The biggest thing for me was what she said about waste. According to her calculations (and she footnotes everything, including these calculations, I like that - you can actually see where she gets her information if you don't like it) at LEAST 7,500 cows, 18,000 hogs and 1 million chickens are slaughtered in the U.S every day and then basically go in the garbage (Friend, 57). The meat expires in the store, or gets wasted at restaurants, or gets scraped out of our old tupperware - but its all just waste. That's not to tell people "don't eat meat" because I like meat, you like meat, our entire human species has been eating meat from day one - what she, and what I'm saying is, we have to realize that this isn't just food.
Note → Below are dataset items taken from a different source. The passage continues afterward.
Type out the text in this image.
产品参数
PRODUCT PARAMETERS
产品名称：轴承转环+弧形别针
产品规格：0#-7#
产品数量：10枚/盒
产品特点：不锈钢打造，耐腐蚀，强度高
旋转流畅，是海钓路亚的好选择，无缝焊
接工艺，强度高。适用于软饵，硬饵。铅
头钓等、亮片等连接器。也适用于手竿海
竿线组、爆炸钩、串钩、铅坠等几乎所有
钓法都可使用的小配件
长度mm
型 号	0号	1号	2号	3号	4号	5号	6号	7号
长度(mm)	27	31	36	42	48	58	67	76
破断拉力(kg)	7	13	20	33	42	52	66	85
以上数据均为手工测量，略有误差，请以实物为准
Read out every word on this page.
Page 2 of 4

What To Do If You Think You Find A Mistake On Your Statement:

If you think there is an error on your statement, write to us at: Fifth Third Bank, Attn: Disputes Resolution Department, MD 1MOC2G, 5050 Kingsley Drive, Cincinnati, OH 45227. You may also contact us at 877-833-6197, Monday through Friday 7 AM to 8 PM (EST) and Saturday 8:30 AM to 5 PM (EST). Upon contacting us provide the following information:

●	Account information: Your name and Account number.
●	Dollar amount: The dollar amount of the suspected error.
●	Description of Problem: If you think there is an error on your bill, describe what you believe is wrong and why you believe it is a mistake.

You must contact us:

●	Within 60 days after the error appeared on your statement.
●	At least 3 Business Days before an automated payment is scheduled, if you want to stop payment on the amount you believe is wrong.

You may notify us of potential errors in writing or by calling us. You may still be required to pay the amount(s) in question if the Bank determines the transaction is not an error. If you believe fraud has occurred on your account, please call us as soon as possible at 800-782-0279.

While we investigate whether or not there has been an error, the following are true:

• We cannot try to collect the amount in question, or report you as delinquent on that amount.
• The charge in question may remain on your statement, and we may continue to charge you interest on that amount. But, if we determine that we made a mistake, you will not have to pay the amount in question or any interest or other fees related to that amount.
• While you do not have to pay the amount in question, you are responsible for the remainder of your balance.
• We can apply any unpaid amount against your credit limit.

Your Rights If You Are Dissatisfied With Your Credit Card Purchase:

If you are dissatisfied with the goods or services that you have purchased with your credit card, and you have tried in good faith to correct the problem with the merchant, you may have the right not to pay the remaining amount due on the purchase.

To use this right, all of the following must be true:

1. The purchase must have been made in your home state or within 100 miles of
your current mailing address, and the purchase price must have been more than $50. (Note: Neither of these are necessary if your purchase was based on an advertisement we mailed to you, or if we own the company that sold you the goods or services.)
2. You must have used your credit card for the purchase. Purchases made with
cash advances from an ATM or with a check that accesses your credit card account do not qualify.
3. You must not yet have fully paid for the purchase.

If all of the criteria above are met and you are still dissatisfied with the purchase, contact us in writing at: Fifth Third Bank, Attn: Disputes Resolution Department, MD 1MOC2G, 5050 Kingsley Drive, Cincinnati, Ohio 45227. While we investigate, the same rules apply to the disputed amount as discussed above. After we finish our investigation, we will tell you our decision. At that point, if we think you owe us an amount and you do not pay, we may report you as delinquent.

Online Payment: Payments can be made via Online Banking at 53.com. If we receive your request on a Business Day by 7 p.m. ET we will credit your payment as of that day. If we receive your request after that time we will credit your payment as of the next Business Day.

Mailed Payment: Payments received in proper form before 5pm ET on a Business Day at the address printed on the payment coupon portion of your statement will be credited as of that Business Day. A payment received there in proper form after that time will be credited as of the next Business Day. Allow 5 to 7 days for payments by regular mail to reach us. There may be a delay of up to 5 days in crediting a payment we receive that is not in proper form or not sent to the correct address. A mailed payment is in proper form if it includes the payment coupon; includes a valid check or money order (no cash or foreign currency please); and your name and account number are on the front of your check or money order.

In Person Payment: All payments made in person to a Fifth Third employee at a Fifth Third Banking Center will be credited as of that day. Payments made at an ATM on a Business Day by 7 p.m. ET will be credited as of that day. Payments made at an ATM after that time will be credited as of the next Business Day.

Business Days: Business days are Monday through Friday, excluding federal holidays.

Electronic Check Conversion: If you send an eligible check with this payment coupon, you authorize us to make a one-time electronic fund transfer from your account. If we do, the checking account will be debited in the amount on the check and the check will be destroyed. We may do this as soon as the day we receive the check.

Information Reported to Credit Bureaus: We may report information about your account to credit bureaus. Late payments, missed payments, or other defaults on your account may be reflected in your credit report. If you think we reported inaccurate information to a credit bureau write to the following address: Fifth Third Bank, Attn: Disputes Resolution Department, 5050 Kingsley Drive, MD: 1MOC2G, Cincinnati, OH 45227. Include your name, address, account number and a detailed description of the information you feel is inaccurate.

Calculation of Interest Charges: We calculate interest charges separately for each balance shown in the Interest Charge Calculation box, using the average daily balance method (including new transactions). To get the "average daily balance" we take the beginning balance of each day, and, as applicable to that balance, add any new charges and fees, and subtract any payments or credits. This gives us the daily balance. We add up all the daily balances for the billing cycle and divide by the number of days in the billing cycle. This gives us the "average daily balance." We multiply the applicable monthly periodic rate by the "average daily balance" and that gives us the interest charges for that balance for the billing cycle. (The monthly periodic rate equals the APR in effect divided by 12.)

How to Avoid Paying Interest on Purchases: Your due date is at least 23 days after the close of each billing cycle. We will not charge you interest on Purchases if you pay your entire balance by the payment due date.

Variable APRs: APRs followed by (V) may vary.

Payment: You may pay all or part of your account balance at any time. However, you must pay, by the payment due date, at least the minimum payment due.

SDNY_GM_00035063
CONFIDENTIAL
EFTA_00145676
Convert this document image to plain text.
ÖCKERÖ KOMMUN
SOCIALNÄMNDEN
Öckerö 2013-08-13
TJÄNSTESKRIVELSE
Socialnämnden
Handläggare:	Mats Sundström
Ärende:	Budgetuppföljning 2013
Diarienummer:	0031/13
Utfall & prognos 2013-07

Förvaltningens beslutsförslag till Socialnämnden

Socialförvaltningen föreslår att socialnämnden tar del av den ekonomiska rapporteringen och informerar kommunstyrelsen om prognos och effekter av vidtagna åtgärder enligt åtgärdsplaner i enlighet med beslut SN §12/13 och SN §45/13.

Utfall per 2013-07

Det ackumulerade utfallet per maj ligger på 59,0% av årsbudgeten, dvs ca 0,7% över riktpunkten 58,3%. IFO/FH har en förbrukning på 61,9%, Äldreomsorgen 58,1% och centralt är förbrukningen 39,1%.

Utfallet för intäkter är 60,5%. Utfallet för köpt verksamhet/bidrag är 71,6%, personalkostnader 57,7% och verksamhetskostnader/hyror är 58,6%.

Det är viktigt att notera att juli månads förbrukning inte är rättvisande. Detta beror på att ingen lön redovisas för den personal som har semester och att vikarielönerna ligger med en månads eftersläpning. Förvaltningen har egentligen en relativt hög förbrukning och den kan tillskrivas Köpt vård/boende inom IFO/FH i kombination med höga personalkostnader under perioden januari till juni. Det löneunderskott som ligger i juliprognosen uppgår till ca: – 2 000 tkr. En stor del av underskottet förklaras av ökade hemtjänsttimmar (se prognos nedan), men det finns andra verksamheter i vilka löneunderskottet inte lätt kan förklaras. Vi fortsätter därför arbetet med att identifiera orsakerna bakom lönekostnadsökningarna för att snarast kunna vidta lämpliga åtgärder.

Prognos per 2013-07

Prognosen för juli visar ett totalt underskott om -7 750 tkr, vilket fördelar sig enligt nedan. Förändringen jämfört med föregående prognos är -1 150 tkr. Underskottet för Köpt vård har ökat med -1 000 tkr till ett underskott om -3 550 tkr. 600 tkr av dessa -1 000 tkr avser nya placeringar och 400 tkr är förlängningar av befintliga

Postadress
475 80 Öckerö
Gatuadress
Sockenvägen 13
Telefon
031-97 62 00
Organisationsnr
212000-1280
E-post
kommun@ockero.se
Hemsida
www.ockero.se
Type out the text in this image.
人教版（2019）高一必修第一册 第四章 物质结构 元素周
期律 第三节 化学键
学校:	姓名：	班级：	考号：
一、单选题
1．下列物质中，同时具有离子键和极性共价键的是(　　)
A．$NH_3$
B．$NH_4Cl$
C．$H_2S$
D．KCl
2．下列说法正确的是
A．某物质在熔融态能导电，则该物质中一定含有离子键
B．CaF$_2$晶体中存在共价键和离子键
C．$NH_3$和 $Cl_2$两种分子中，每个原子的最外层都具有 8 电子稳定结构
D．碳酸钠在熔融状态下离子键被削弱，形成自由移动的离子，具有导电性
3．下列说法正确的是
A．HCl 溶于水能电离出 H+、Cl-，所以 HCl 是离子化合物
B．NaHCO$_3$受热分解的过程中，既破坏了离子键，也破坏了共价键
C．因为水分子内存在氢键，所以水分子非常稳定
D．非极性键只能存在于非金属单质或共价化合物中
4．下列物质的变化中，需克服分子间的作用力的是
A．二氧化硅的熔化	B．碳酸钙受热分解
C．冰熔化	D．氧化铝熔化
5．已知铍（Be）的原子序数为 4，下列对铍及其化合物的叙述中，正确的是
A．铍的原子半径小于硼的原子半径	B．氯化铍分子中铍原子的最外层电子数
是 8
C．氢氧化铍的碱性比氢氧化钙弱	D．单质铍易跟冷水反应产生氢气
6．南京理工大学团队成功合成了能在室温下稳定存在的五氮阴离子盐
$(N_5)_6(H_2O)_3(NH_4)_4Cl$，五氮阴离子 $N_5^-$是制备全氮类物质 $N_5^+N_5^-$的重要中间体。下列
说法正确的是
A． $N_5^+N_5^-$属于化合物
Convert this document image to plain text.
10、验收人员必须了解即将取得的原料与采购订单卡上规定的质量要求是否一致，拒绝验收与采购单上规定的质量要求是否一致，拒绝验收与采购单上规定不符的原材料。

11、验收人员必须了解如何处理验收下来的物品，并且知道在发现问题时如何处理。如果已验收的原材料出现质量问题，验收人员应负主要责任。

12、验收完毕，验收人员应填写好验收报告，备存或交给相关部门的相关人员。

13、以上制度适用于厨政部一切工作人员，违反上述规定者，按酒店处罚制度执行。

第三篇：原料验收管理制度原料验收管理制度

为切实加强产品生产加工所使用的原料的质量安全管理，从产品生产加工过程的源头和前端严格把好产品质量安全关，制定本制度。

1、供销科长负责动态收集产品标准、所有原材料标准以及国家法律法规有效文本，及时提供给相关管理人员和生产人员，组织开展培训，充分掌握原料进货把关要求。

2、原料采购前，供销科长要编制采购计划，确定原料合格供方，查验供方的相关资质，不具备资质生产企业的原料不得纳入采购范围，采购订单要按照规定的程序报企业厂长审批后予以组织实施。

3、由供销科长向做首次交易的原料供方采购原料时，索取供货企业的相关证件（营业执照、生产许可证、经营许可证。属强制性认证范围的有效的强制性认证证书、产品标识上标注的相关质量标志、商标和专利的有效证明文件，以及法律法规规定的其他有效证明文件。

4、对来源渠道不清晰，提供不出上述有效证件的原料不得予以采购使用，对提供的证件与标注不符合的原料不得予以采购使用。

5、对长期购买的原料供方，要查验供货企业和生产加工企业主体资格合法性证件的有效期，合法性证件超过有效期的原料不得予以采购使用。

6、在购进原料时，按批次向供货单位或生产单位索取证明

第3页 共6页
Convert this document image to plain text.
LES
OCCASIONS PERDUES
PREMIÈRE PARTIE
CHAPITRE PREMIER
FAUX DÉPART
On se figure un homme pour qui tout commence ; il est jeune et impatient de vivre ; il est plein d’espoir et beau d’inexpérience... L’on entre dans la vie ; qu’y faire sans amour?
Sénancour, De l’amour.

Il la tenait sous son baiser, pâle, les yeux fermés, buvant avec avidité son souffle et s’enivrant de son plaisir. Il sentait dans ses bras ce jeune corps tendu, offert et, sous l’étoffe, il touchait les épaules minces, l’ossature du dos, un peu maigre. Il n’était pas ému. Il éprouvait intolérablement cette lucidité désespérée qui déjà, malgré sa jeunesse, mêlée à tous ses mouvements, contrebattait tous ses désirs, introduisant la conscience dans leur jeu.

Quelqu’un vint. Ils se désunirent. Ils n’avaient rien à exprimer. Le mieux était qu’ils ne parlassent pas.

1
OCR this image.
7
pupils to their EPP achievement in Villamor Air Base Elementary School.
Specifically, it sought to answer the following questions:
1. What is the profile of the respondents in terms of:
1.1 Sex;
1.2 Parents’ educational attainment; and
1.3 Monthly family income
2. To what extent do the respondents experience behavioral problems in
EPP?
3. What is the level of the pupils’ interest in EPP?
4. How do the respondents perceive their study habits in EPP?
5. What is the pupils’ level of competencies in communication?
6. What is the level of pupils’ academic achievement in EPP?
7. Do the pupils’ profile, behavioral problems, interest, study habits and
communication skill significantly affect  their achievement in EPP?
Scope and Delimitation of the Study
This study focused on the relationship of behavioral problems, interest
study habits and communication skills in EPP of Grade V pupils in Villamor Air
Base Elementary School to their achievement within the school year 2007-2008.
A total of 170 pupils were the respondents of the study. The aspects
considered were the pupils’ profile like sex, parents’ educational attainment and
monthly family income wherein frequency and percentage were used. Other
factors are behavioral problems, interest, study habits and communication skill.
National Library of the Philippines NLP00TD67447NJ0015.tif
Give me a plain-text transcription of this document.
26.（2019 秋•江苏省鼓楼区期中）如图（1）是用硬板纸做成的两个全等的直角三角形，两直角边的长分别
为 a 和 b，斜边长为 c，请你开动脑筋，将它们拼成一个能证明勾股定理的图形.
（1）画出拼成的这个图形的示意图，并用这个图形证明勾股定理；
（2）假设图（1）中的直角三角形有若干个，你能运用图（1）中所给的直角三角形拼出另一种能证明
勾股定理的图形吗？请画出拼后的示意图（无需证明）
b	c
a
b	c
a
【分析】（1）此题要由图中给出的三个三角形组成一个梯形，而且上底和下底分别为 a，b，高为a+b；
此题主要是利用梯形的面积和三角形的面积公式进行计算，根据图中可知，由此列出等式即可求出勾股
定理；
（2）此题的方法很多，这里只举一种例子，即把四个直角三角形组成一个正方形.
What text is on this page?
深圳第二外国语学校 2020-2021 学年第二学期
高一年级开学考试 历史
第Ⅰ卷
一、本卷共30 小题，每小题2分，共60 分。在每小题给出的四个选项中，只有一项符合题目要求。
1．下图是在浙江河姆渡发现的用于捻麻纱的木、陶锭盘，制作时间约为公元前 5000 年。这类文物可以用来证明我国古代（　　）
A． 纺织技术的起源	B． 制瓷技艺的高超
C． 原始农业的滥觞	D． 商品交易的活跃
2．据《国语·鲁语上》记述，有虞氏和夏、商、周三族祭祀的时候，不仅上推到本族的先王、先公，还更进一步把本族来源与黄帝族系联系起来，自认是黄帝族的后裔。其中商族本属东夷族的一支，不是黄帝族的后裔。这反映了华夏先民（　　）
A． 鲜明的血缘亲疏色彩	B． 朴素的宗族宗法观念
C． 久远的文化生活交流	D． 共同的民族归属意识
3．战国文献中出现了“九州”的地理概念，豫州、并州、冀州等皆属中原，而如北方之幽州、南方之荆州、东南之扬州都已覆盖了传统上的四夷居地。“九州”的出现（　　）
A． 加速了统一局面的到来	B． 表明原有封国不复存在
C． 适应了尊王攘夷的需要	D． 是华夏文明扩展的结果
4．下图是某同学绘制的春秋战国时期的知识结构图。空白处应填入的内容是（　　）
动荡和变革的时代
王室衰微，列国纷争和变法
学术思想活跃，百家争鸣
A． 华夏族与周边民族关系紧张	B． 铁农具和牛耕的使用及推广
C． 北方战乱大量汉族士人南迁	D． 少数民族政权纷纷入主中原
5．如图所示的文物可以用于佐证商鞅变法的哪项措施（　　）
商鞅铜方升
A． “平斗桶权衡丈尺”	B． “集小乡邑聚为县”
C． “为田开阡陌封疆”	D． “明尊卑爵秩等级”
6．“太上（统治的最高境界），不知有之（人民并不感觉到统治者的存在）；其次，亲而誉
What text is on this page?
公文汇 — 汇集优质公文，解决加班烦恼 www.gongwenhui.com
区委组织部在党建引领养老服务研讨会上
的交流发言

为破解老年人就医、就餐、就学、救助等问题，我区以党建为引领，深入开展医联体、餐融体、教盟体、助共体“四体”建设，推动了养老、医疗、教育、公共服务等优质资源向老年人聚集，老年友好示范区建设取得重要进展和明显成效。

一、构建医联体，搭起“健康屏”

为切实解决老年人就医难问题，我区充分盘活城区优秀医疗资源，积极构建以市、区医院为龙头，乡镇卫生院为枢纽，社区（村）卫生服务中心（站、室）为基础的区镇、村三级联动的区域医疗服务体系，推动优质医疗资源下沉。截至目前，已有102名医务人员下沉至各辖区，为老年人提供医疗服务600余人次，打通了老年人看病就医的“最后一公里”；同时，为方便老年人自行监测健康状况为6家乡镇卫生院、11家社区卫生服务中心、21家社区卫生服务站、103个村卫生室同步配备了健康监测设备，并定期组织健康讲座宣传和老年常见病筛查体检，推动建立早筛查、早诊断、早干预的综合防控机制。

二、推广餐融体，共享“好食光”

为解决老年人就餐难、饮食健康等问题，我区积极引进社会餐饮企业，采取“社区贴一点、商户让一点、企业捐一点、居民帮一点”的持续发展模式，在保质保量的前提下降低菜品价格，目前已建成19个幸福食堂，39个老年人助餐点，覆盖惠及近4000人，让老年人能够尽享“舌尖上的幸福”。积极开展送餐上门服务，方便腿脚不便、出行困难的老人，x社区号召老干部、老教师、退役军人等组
These animals have their lives taken in order to feed us. It would be massively disrespectful to go and throw that life in the garbage, or scrape it off your plate because you're full. As beings that respect that death and cherish life we should at least have the decency to use every last single bit so that those deaths shouldn't be for nothing!!! I tell you, when I'm cooking meat now, its a precious thing - nothing is to be wasted, or go uneaten or left on my plate. I only cook as much as I know for sure will be eaten, and I'm going to try my best never to let meat go to waste.
We never think of that. We think of the money going to waste, the time going to waste that went into cooking it, but never the animal who died to give it to us. We need to rearrange the way we think and realize that its not just money or corporations or labels but living things that we're dealing with here. And we should treat them with the respect they deserve.